- Born: c. 390 Upper Bugey
- Died: c. 460
- Venerated in: Roman Catholic Church Eastern Orthodox Church
- Feast: 28 February
- Patronage: drowning victims, insanity, mental illness, mentally ill people

= Romanus of Condat =

Christian saint, monk and hermit (390–460)

Romanus of Condat (also known in English as Saint Roman; French: Romain de Condat or Romain du Jura) (c. 390 – c. 463) is a saint of the fifth century. At the age of thirty five, he decided to live as a hermit in the area of Condat. His younger brother Lupicinus followed him there.
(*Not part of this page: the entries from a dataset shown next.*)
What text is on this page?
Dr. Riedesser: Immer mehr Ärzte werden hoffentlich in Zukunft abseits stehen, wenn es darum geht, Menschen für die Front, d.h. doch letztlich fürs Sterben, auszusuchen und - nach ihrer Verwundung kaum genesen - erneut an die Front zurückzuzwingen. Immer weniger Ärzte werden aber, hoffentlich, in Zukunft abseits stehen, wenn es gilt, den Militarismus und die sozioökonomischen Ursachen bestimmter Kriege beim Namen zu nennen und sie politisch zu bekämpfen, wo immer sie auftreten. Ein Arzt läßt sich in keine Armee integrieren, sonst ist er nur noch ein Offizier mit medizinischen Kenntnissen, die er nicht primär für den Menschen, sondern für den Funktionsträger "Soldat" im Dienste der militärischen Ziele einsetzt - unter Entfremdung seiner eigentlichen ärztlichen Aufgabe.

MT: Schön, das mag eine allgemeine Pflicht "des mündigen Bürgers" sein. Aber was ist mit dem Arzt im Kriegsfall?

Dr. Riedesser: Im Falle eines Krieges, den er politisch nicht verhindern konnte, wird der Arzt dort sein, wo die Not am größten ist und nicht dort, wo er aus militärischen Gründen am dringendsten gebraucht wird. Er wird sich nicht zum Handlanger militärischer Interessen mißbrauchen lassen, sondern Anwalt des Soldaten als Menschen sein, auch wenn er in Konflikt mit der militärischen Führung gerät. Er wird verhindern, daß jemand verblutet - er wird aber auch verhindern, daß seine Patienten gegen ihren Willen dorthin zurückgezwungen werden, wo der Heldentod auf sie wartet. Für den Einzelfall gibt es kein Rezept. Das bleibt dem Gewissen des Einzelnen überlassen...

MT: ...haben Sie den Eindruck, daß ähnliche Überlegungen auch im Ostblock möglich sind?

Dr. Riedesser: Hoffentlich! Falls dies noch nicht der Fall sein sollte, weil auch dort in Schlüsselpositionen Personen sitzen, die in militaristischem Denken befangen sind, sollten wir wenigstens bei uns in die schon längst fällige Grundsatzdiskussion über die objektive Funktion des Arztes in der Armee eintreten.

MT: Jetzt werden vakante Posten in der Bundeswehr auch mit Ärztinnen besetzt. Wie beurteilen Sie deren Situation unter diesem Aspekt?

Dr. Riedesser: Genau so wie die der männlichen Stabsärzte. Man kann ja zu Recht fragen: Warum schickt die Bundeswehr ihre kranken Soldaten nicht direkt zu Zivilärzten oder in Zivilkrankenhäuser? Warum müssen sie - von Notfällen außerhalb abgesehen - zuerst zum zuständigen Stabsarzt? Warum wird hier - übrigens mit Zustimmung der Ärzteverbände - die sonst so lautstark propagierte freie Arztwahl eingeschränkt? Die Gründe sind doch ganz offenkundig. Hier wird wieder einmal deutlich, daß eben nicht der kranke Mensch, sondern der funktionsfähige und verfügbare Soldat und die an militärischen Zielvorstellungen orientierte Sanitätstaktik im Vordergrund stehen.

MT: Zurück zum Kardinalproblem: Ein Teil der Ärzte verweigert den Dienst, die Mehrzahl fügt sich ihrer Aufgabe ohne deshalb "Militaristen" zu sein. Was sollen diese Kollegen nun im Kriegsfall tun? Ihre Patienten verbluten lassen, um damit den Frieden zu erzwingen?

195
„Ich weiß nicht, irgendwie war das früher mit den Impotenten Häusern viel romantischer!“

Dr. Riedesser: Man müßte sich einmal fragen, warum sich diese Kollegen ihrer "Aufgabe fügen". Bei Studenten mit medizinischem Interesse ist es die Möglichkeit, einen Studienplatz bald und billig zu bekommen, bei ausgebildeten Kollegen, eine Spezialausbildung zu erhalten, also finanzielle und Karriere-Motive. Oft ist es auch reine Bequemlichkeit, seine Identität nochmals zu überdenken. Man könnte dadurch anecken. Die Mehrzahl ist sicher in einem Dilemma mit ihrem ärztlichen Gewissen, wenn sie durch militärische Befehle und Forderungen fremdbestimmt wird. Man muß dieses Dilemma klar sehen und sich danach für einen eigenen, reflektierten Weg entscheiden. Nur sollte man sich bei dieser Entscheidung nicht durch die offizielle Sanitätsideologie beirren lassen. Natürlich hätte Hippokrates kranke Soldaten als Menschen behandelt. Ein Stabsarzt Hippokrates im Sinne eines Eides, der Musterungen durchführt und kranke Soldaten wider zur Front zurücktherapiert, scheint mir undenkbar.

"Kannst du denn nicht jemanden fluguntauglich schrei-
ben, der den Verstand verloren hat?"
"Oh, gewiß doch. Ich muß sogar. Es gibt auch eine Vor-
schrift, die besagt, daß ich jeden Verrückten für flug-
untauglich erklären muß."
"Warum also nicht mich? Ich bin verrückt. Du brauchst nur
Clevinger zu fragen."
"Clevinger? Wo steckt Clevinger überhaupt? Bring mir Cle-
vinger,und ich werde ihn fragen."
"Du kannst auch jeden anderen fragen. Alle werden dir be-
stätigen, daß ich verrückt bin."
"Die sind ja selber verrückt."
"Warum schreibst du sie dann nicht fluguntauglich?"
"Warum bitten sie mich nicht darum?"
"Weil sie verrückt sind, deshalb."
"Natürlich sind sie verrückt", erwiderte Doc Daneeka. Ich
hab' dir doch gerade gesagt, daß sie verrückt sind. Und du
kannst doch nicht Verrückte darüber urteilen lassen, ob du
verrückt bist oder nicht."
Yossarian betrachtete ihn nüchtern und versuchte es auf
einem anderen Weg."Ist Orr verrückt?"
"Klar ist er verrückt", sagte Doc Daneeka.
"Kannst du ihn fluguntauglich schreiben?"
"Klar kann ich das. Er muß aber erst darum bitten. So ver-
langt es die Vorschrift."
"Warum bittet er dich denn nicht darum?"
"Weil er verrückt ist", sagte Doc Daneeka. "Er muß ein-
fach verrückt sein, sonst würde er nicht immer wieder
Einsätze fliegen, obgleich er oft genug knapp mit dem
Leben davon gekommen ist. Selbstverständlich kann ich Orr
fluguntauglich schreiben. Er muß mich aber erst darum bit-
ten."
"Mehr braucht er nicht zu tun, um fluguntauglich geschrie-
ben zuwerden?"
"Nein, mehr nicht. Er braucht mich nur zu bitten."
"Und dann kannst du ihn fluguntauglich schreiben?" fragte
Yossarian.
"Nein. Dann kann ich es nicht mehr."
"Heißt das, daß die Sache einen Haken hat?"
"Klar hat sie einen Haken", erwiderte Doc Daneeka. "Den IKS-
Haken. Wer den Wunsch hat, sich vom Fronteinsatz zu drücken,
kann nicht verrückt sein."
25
They became leaders of a community of monks that included Eugendus.

Romanus and Lupicinus founded several monasteries. These included Condat Abbey, which was the nucleus of the later town of Saint-Claude, Jura), Lauconne (later Saint-Lupicin, as Lupicinus was buried there), La Balme (Beaume) (later Saint-Romain-de-Roche), where Romanus was buried, and Romainmôtier (Romanum monasterium), now in the canton of Vaud in Switzerland.

Romanus was ordained a priest by Hilary of Arles in 444.

==Sources on Romanus==
Two lives of him are in existence: one by Gregory of Tours in the Liber vitae patrum (Mon. Germ. Hist.: Script. Merov., I, 663), and an anonymous Vita Sanctorum Romani, Lupicini, Eugendi [ibid., III, 131 sqq.; cf. Benoît, "Histoire de St-Claude", I (Paris, 1890); Besson, "Recherches sur les origines des évêchés de Genève, Lausanne, et Sion" (Fribourg, 1906), 210 sqq.].